RiderTua.com – Pemilik tim Moto2 Sito Pons mengungkapkan keprihatinannya tentang semakin kasarnya perilaku duel dan risiko yang diambil para pembalap saat ini. “Sangat konyol mengatakan bahwa balap motor adalah ‘olahraga kontak’. Bagaimana seseorang bisa sampai mengatakan hal seperti itu? Olahraga kontak dengan kecepatan 300 km/jam…! Jika kita ingin menyalip seseorang, kita harus cukup cepat dan melakukannya tanpa menyentuh lawan. Jika kita ingin olahraga kontak, kita harus pilih tinju,” tegas Pons.
Sito Pons : Pembalap yang Suka Senggol Lawan, Pindah Olahraga Tinju Saja!
Sebagai informasi di TT Belanda di Assen Sito Pons mengkritik keputusan steward. “Tentu saja, saya sadar bahwa dengan satu atau lain cara, tidak ada cara untuk mencegah satu pihak merasa tidak puas dengan keputusan tersebut. Sangat sulit, jika bukan tidak mungkin untuk menyenangkan semua orang. Namun juga benar bahwa Stewards Panel juga melakukan kesalahan. Di atas segalanya, hukuman harus diberlakukan sesuai dengan kriteria yang sama,” jelas pemilik tim Pons Racing itu.
Pons melanjutkan, “Hukuman yang dijatuhkan harus dipelajari dan bukan hanya hukuman terhadap pembalap atau tim. Dalam kasus pelanggaran ringan, yang tidak memberikan keuntungan 0,1 detik pun, seluruh balapan tidak boleh dihancurkan atau pembalap dihukum ke posisi terakhir di grid. Ini rumit. Tapi Panel Steward FIM MotoGP harus lebih fokus pada pembalap yang tidak clean. Ini harus dihukum berat.”

Jadi ada pembalap yang membalap tidak bersih sepanjang waktu? “Sedikit demi sedikit berkurang, tapi ya, ada,” jawabnya.

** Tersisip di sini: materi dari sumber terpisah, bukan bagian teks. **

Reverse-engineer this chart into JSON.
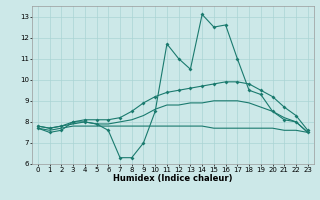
{
  "xlabel": "Humidex (Indice chaleur)",
  "x": [
    0,
    1,
    2,
    3,
    4,
    5,
    6,
    7,
    8,
    9,
    10,
    11,
    12,
    13,
    14,
    15,
    16,
    17,
    18,
    19,
    20,
    21,
    22,
    23
  ],
  "line1": [
    7.7,
    7.5,
    7.6,
    8.0,
    8.0,
    7.9,
    7.6,
    6.3,
    6.3,
    7.0,
    8.5,
    11.7,
    11.0,
    10.5,
    13.1,
    12.5,
    12.6,
    11.0,
    9.5,
    9.3,
    8.5,
    8.1,
    8.0,
    7.5
  ],
  "line2": [
    7.8,
    7.7,
    7.8,
    8.0,
    8.1,
    8.1,
    8.1,
    8.2,
    8.5,
    8.9,
    9.2,
    9.4,
    9.5,
    9.6,
    9.7,
    9.8,
    9.9,
    9.9,
    9.8,
    9.5,
    9.2,
    8.7,
    8.3,
    7.6
  ],
  "line3": [
    7.8,
    7.7,
    7.8,
    7.9,
    8.0,
    7.9,
    7.9,
    8.0,
    8.1,
    8.3,
    8.6,
    8.8,
    8.8,
    8.9,
    8.9,
    9.0,
    9.0,
    9.0,
    8.9,
    8.7,
    8.5,
    8.2,
    8.0,
    7.5
  ],
  "line4": [
    7.7,
    7.6,
    7.7,
    7.8,
    7.8,
    7.8,
    7.8,
    7.8,
    7.8,
    7.8,
    7.8,
    7.8,
    7.8,
    7.8,
    7.8,
    7.7,
    7.7,
    7.7,
    7.7,
    7.7,
    7.7,
    7.6,
    7.6,
    7.5
  ],
  "line_color": "#1a7a6e",
  "bg_color": "#cce8e8",
  "grid_color": "#aad4d4",
  "ylim": [
    6.0,
    13.5
  ],
  "yticks": [
    6,
    7,
    8,
    9,
    10,
    11,
    12,
    13
  ],
  "xticks": [
    0,
    1,
    2,
    3,
    4,
    5,
    6,
    7,
    8,
    9,
    10,
    11,
    12,
    13,
    14,
    15,
    16,
    17,
    18,
    19,
    20,
    21,
    22,
    23
  ]
}
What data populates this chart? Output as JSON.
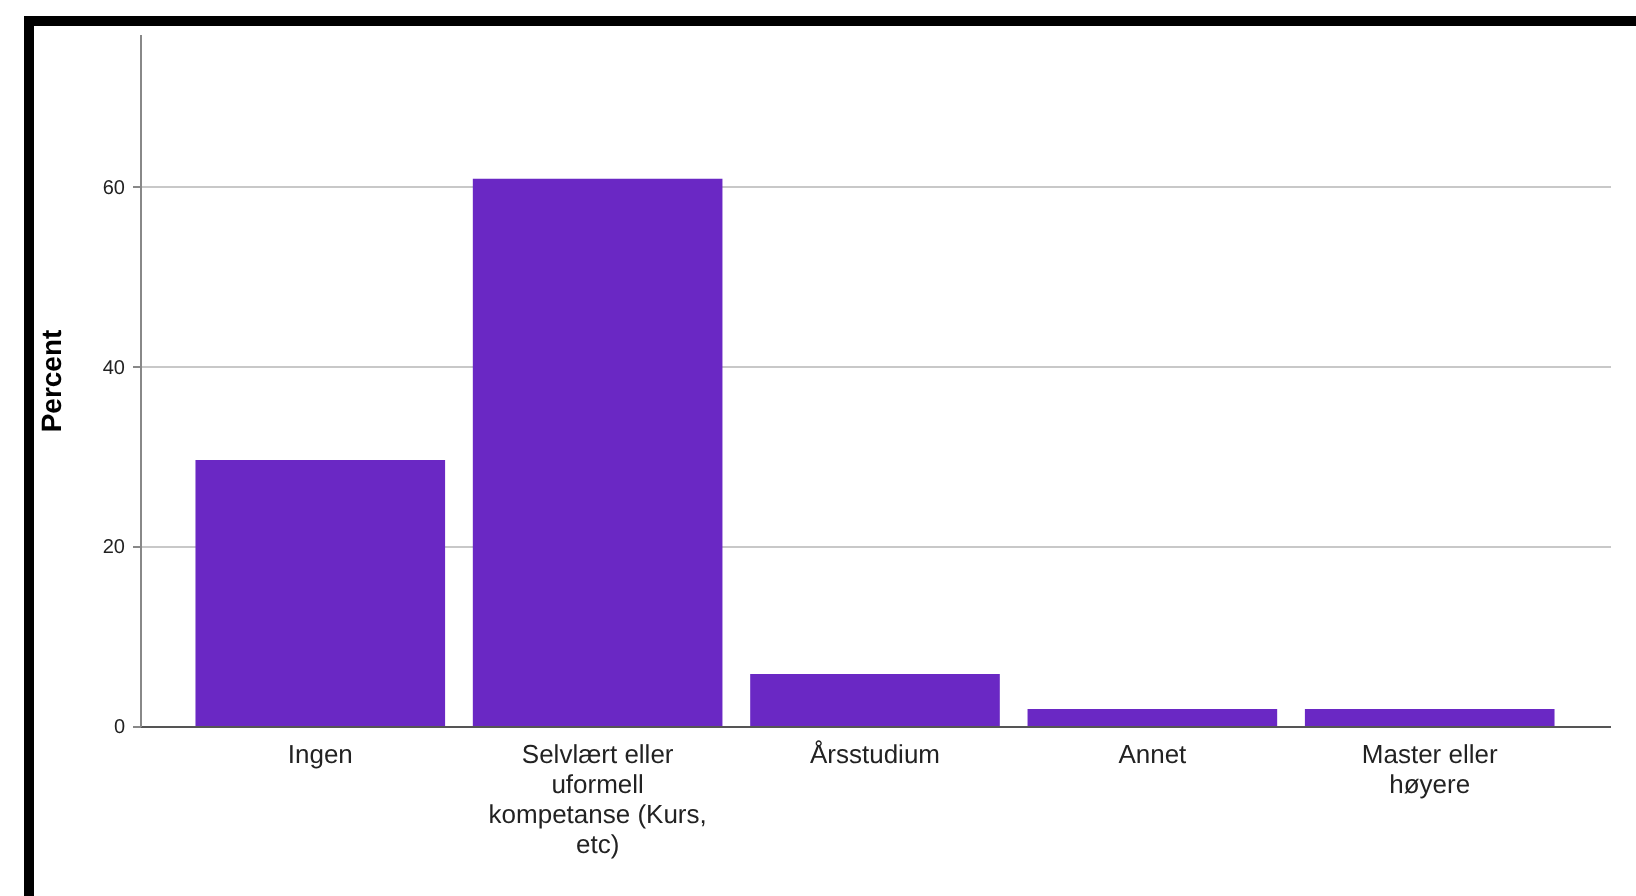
{
  "chart_data": {
    "type": "bar",
    "ylabel": "Percent",
    "categories": [
      "Ingen",
      "Selvlært eller uformell kompetanse (Kurs, etc)",
      "Årsstudium",
      "Annet",
      "Master eller høyere"
    ],
    "values": [
      29.6,
      60.9,
      5.8,
      1.9,
      1.9
    ],
    "color": "#6a28c4",
    "ylim": [
      0,
      77
    ],
    "yticks": [
      0,
      20,
      40,
      60
    ],
    "grid": "y"
  }
}
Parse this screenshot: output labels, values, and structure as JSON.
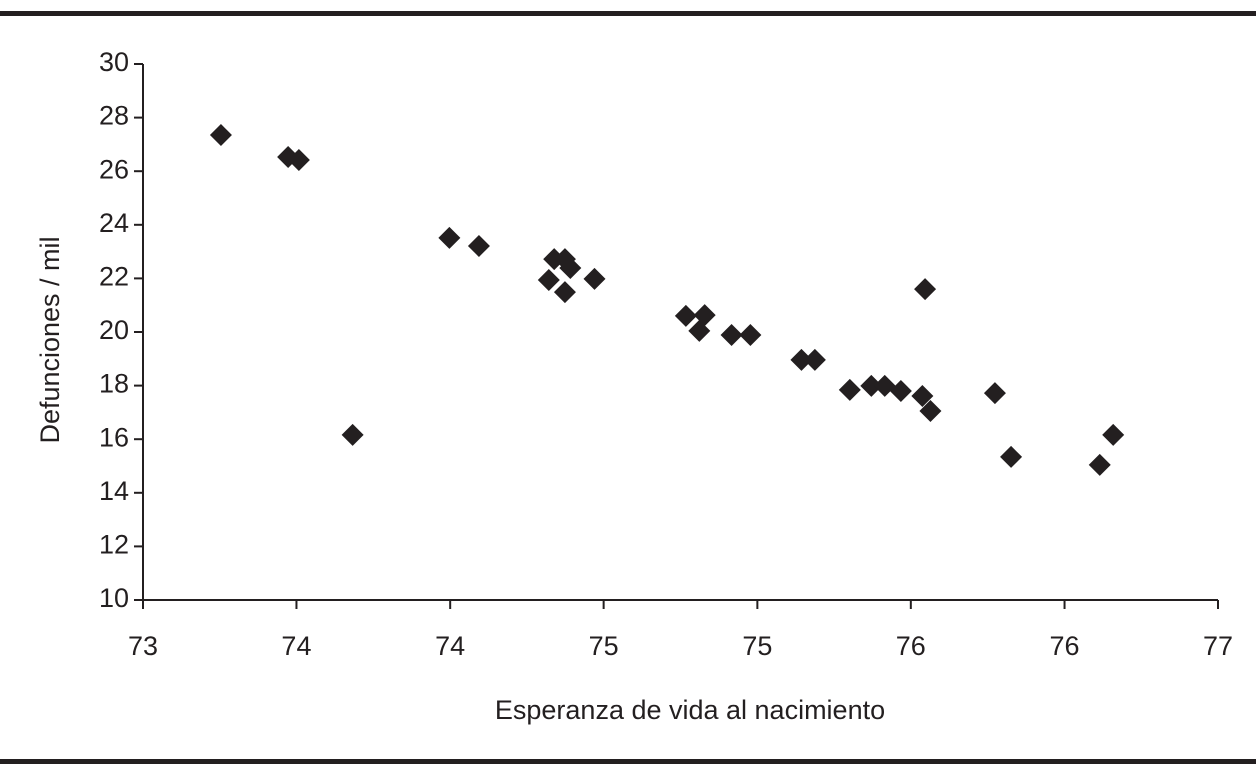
{
  "chart_data": {
    "type": "scatter",
    "xlabel": "Esperanza de vida al nacimiento",
    "ylabel": "Defunciones / mil",
    "color": "#231f20",
    "xlim": [
      73,
      77
    ],
    "xticks": [
      73,
      {
        "value": 73.571,
        "label": "74"
      },
      {
        "value": 74.143,
        "label": "74"
      },
      {
        "value": 74.714,
        "label": "75"
      },
      {
        "value": 75.286,
        "label": "75"
      },
      {
        "value": 75.857,
        "label": "76"
      },
      {
        "value": 76.429,
        "label": "76"
      },
      77
    ],
    "ylim": [
      10,
      30
    ],
    "yticks": [
      10,
      12,
      14,
      16,
      18,
      20,
      22,
      24,
      26,
      28,
      30
    ],
    "x": [
      73.29,
      73.54,
      73.58,
      73.78,
      74.14,
      74.25,
      74.53,
      74.57,
      74.59,
      74.51,
      74.57,
      74.68,
      75.02,
      75.09,
      75.07,
      75.19,
      75.26,
      75.45,
      75.5,
      75.63,
      75.71,
      75.76,
      75.82,
      75.9,
      75.93,
      75.91,
      76.17,
      76.23,
      76.56,
      76.61
    ],
    "values": [
      27.35,
      26.53,
      26.42,
      16.16,
      23.51,
      23.21,
      22.72,
      22.72,
      22.39,
      21.94,
      21.49,
      21.98,
      20.6,
      20.63,
      20.04,
      19.89,
      19.89,
      18.96,
      18.96,
      17.84,
      17.99,
      17.99,
      17.8,
      17.61,
      17.05,
      21.6,
      17.72,
      15.34,
      15.04,
      16.16
    ]
  }
}
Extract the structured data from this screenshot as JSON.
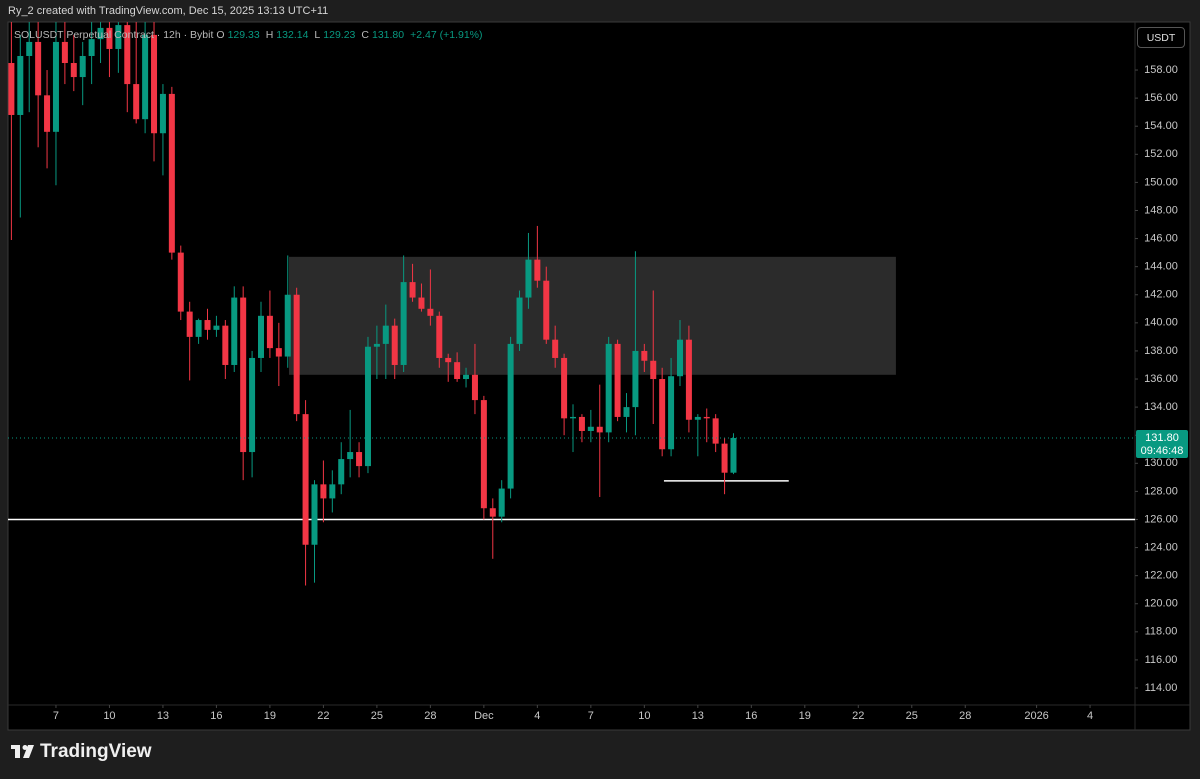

Apa yang Pons maksud dengan membalap yang tidak bersih? Misalnya, apakah balapan akan berantakan saat kita memberi ruang untuk manuver menyalip? “Bagaimana bisa? Dengan menabrak lawan? Tentu saja, dapat terjadi kontak berulang kali. Tapi tiga kali berturut-turut? Pembalap harus lebih menghormati pembalap yang ada di depan mereka. Saat saya di kelas 500cc, kami tidak saling menabrak motor. Kami lebih sadar akan risikonya,” tegas Pons.
Bos tim berusia 63 tahun itu menambahkan, “Trek dan peralatan sekarang jauh lebih aman dan pembalap tidak lagi menyadari bahwa mereka mempertaruhkan nyawa mereka. Di zaman kami, bahaya selalu terlihat jelas dan kami mengerti apa yang dipertaruhkan. Kami saling menghormati dan tahu bagaimana menyalip dan kapan waktu yang tepat.”
Baru-baru ini Alex Marquez mengatakan secara khusus bahwa, dalam duel pembalap harus mendapatkan posisi ini sendiri. “Itu tidak masuk akal. Logikanya, kita membutuhkan celah jika ingin menyalip lawan. Tapi kita tidak bisa ‘menerbangkan’ lawan hanya untuk mendapatkan celah itu. Cara seperti itu harus dihukum secara radikal oleh para stewards. Namun harus disebutkan bahwa mereka yang bertanggung jawab atas seri junior kini telah menyadari masalah ini,” ujar Pons.
“Mereka menunjukkan kepada pembalap muda bagaimana hal itu harus dilakukan. Pada saat mereka masuk ke Moto3, kebanyakan mereka belajar cara balapan dengan benar. Sebelum itu, Moto3 lebih merupakan ‘demolition derby’. Sekarang sudah jauh lebih baik. Dulu sangat berbeda. Kami semua lebih tua, lebih dewasa. Saya tidak mulai balapan sampai saya berusia 18 tahun. Saat ini, anak-anak memulai karir balap mereka pada usia 10 tahun. Orang juga bisa mempertanyakan itu. Tapi itu cerita lain,” pungkas Sito Pons.